In questo contesto, cosa potrebbe accadere al mercato azionario cinese e, in particolare, per le azioni di Alibaba (BABA)?
BABA: uno sguardo ai risultati del trimestre
L’entusiasmo che ha pervaso i mercati asiatici, nello specifico le azioni BABA, nella scorsa settimana ha trovato giustificazione nei risultati finanziari comunicati relativi al trimestre precedente: il profitto rettificato è cresciuto del 37%, superando ampiamente le previsioni del consenso, e altrettanto è avvenuto per i ricavi, che sono aumentati del 4%. L’apertura delle contrattazioni ha visto un balzo del prezzo delle azioni di quasi il 4%, con un picco massimo giornaliero che ha superato addirittura il 7%.
Tuttavia, nei giorni successivi, si è verificata una contrazione anomala delle quotazioni, con ben quattro sessioni di borsa in territorio negativo. Anche il mercato azionario cinese ha seguito questa tendenza, dirigendosi inesorabilmente verso livelli minimi, con l’indice Heng Seng vicino ai minimi raggiunti nel febbraio 2023. Questa atmosfera di pessimismo si è diffusa anche verso altre grandi aziende cinesi, influenzando negativamente gran parte delle quotazioni azionarie.
Hang Seng, 1W
Grafico a candele settimanali dell'indice Hang Seng. Fonte: teletrader.com
Cosa spinge il prezzo delle azioni cinesi così in basso?

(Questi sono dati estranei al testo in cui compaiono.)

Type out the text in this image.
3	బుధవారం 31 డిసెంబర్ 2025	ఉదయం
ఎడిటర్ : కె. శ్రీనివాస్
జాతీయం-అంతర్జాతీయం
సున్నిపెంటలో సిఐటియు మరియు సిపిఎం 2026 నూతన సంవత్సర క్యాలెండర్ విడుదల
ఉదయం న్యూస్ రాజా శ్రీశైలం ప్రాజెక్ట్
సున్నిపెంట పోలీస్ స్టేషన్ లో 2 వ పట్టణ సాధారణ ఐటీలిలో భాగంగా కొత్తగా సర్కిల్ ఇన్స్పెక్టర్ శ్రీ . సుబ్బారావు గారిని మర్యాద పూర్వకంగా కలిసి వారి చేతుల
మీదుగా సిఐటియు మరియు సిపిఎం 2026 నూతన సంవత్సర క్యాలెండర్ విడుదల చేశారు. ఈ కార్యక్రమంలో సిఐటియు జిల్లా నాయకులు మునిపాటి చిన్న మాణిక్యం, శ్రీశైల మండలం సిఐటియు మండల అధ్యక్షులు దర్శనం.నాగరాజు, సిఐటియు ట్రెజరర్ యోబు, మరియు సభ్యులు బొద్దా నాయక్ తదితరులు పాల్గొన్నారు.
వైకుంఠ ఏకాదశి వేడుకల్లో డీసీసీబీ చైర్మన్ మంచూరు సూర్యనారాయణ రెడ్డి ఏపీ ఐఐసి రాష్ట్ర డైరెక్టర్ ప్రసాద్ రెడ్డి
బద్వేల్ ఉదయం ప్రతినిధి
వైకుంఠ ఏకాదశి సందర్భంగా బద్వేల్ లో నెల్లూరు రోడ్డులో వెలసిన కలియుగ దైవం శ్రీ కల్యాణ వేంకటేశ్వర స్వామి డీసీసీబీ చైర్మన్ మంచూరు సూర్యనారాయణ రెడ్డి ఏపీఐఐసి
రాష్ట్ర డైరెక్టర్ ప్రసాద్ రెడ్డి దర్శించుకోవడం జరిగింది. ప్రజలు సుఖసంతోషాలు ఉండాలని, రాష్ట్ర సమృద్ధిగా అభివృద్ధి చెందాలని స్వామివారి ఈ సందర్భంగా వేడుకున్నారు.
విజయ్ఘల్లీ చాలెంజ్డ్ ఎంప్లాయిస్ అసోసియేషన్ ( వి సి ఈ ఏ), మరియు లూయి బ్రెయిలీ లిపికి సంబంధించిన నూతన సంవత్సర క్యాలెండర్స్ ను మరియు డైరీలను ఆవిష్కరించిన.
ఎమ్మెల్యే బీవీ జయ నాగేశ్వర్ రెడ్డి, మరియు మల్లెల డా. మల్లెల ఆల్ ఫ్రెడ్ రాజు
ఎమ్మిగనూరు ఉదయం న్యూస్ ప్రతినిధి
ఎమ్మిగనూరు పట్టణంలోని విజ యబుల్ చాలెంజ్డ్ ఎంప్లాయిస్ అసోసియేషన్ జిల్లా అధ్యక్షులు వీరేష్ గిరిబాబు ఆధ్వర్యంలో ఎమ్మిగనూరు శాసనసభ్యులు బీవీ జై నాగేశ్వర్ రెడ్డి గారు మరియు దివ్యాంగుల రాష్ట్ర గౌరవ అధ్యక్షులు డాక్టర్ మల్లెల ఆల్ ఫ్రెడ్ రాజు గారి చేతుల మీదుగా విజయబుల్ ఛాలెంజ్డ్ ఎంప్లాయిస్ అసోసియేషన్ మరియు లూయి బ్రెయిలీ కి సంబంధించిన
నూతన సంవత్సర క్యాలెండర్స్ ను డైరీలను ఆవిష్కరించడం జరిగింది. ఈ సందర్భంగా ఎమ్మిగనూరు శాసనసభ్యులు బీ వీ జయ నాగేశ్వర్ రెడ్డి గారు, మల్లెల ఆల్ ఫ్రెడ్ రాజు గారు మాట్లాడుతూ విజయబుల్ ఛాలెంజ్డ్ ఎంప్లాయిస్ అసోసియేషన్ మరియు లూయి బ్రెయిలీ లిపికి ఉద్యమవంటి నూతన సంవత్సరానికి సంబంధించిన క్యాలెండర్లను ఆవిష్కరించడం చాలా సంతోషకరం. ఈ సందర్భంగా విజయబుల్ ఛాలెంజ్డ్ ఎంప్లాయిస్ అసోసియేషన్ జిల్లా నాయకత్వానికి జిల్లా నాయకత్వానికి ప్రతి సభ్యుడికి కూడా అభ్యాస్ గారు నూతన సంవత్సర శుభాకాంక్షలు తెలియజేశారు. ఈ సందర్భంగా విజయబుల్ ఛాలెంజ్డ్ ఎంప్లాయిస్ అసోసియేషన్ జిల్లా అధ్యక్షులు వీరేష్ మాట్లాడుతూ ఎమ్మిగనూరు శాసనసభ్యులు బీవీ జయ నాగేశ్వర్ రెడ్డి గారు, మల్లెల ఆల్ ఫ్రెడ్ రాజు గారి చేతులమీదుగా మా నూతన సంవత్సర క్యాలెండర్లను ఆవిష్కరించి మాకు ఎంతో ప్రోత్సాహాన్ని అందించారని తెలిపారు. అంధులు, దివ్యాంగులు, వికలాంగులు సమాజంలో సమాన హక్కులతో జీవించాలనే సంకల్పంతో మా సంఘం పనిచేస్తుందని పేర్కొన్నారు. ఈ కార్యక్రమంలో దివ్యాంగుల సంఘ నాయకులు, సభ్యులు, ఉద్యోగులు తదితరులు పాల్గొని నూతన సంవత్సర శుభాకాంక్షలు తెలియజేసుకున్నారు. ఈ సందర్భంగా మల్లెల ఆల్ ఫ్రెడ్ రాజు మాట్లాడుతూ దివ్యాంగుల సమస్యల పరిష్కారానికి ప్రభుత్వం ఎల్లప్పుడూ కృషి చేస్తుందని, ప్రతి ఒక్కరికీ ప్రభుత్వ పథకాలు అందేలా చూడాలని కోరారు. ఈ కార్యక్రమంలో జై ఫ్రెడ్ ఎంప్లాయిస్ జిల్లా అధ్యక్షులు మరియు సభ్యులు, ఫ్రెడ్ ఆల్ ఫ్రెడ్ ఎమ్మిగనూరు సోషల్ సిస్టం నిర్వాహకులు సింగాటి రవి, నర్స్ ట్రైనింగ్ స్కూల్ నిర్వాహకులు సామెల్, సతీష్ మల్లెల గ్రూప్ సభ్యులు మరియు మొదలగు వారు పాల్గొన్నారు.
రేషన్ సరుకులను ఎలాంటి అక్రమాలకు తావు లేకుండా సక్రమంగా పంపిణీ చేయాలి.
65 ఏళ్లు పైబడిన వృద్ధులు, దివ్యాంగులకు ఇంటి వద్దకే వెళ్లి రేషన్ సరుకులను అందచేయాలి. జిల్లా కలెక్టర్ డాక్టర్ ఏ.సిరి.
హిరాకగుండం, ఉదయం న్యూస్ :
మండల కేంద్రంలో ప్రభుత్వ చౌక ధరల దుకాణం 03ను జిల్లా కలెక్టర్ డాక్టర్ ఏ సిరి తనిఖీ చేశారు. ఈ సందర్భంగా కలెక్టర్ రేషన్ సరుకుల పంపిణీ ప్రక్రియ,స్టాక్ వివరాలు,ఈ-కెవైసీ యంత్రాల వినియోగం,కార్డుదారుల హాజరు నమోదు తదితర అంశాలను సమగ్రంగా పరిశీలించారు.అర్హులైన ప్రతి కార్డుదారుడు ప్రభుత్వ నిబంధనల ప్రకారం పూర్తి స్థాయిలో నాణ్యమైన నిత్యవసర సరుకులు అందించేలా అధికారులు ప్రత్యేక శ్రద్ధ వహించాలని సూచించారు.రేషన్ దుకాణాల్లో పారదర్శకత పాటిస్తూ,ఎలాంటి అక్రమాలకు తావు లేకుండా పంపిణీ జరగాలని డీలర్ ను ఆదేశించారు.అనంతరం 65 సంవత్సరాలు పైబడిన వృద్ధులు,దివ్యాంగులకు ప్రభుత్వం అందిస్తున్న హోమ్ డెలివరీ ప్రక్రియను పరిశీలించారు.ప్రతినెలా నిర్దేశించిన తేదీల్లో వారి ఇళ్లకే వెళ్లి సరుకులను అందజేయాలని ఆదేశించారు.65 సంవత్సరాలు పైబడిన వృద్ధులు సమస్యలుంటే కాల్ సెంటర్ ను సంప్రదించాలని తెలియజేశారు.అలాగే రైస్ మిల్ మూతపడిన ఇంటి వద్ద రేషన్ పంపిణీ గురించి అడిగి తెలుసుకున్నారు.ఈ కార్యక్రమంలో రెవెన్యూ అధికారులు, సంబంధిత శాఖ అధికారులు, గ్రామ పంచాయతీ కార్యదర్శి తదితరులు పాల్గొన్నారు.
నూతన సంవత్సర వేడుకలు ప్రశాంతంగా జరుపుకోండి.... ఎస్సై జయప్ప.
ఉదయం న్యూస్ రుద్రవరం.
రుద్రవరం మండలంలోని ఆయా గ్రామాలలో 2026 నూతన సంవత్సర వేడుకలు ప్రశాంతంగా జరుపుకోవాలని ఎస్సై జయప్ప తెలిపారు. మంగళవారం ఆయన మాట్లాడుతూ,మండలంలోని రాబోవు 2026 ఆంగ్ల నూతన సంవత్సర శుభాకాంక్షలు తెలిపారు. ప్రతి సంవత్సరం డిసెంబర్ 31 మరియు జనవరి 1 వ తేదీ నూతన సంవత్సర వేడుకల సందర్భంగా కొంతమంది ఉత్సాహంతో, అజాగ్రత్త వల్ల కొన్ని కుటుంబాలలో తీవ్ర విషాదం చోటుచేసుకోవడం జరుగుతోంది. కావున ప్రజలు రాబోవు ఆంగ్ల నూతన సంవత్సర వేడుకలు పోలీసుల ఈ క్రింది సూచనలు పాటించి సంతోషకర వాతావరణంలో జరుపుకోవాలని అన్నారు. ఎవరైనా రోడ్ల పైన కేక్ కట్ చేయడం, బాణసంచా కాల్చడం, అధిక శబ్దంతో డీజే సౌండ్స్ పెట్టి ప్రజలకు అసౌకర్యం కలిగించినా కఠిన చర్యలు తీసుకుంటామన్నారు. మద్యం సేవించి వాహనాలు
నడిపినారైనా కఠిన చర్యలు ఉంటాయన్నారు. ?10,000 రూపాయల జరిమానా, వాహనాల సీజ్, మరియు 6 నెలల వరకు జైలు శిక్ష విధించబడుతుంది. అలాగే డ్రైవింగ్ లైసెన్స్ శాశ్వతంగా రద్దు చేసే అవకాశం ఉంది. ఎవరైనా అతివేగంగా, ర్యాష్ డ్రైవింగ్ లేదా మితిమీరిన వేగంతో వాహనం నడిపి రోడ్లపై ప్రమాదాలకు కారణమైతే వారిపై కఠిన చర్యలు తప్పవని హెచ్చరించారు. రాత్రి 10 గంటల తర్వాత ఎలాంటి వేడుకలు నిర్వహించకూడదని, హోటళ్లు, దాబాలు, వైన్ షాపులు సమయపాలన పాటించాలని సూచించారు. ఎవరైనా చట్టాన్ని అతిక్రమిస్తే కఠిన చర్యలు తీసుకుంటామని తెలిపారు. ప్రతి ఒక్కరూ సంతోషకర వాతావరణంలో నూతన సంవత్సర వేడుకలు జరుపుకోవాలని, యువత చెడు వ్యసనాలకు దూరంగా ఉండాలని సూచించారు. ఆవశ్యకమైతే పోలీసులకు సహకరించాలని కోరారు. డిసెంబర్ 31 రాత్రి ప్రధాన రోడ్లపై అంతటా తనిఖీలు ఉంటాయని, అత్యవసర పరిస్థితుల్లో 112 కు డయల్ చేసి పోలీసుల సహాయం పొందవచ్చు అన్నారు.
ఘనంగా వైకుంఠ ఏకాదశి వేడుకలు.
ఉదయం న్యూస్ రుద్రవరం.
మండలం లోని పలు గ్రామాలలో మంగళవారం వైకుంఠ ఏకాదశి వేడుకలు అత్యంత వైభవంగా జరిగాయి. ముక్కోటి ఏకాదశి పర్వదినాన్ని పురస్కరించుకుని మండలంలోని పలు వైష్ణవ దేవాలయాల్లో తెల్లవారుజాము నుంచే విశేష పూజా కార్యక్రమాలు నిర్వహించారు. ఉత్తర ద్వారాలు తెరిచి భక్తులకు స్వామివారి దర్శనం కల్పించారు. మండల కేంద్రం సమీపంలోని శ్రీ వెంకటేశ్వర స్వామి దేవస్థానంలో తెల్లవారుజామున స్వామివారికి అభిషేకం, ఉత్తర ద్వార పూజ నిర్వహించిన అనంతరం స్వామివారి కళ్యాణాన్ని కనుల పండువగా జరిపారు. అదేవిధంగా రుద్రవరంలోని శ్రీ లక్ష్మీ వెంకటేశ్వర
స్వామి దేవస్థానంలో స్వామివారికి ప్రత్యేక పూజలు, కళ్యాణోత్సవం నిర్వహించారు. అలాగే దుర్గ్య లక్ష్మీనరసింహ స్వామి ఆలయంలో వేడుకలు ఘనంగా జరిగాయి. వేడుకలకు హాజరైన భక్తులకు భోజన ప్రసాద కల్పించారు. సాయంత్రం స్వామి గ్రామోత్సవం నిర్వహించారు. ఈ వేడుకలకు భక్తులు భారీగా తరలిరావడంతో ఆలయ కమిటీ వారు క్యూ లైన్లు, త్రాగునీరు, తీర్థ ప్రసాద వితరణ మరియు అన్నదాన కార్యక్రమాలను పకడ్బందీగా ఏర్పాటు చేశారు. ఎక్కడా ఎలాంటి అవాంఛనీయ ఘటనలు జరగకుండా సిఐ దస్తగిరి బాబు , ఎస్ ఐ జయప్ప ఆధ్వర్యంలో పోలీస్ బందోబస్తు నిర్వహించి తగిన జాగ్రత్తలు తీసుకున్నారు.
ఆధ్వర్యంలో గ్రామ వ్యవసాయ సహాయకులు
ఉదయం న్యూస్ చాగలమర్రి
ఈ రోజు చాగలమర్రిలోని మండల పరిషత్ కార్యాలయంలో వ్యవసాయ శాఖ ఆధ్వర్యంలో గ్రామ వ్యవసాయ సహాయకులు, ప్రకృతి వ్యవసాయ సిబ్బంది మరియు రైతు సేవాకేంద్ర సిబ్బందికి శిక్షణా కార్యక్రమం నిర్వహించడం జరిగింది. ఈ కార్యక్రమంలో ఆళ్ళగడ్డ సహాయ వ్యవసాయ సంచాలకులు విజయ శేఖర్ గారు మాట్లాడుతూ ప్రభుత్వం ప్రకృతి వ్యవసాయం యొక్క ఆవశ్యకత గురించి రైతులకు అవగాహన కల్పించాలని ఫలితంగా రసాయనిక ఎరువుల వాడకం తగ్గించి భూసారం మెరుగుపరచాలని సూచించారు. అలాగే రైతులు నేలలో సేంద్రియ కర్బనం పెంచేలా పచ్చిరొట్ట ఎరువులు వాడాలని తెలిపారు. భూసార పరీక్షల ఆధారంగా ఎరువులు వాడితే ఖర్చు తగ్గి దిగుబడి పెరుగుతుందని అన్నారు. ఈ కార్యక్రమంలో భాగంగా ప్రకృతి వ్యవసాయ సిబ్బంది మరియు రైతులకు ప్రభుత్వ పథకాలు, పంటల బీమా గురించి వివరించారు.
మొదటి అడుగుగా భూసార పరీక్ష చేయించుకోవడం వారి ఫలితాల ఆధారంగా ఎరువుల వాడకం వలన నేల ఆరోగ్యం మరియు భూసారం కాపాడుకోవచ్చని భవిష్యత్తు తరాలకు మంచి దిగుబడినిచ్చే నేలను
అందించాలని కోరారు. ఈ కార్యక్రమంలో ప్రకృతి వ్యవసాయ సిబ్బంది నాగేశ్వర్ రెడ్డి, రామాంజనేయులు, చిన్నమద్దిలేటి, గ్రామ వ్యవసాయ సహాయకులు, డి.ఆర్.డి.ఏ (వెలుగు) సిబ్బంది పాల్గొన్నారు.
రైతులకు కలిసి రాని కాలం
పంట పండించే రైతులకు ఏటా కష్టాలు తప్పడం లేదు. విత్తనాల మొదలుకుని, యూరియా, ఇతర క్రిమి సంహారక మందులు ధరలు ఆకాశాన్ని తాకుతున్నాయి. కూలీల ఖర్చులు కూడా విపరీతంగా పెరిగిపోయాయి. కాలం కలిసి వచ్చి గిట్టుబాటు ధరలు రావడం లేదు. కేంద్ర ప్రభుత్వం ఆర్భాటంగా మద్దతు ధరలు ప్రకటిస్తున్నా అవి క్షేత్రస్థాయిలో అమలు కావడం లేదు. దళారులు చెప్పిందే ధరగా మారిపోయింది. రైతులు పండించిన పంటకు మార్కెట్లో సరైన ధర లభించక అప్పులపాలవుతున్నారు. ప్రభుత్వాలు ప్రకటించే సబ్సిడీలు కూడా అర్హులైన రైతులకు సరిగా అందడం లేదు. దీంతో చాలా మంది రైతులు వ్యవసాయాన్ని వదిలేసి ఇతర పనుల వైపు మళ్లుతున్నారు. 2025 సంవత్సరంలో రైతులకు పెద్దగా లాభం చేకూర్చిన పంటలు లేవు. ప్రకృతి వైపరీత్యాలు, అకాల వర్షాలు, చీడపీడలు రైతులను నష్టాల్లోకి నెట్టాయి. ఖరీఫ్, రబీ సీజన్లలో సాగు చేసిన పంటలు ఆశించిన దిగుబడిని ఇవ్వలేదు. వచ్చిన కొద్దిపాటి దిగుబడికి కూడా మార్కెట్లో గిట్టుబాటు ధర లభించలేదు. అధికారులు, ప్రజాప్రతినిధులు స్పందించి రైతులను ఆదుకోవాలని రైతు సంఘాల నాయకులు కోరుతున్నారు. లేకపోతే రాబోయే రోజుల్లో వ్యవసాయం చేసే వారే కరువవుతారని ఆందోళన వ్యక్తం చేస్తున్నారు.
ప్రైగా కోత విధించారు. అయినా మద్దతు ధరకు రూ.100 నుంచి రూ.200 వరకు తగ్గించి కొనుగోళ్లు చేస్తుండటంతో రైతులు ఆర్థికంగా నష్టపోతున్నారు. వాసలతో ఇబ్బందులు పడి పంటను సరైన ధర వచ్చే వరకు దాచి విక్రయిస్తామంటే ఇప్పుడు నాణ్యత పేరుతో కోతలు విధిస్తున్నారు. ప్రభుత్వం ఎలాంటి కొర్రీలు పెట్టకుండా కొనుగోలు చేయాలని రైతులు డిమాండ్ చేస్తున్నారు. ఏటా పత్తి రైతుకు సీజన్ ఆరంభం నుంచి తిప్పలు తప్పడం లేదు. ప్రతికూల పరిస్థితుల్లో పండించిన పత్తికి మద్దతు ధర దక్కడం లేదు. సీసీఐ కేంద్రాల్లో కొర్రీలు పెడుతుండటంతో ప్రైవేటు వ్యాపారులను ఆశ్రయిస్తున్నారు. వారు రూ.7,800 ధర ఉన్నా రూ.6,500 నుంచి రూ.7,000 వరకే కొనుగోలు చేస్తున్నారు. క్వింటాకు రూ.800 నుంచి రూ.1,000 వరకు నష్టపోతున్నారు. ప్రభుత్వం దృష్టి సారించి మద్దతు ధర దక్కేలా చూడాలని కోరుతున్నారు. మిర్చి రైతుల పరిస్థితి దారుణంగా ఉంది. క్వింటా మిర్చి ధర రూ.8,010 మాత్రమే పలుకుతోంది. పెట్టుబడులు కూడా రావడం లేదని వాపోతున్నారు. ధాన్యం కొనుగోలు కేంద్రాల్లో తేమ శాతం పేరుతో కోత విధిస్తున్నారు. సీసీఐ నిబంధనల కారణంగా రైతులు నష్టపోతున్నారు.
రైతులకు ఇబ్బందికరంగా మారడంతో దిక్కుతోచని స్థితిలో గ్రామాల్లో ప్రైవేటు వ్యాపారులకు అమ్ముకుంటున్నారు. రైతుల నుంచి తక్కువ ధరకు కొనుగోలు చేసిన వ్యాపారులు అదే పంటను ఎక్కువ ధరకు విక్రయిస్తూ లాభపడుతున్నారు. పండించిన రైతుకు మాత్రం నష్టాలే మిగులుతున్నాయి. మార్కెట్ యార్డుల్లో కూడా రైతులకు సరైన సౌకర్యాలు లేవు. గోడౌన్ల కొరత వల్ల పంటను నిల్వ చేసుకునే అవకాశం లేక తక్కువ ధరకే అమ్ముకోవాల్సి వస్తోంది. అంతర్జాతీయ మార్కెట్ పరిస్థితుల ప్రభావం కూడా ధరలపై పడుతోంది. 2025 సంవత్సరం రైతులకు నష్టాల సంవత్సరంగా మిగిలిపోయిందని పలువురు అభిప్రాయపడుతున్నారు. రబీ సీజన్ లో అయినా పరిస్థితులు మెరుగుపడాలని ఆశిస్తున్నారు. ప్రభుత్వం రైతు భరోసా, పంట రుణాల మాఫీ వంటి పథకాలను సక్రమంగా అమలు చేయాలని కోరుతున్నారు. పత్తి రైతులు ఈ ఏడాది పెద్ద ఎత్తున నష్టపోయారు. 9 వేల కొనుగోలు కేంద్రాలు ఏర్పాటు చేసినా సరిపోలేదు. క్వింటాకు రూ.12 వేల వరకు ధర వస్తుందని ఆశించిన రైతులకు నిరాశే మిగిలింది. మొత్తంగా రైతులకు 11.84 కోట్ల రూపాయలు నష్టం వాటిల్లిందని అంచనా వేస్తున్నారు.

Le prospettive economiche del Paese sembrano destare significativa preoccupazione, dato che sembra che la Cina sia ufficialmente entrata in un regime di deflazione, un aspetto che potrebbe potenzialmente ostacolare in modo considerevole la crescita economica. Questo non è un fenomeno nuovo: situazioni analoghe si sono verificate, ad esempio, solamente due anni fa.
Al momento, i prezzi alla produzione in Cina registrano un calo annuo dello 0,3%. Sebbene l’agenzia statistica cinese affermi che si tratta di una contrazione temporanea, il mercato non sembra aver interpretato i recenti cali come opportunità d’acquisto. Ciò è dovuto al fatto che le preoccupazioni sono di natura multipla e non si limitano solamente a questioni economiche.
Un esempio è rappresentato dalle crescenti tensioni geopolitiche tra Cina e Stati Uniti, con dispute che coinvolgono sia la politica commerciale che quella tecnologica, oltre alla complessa situazione derivante dall’invasione russa dell’Ucraina, che sembra ancora lontana da una soluzione definitiva.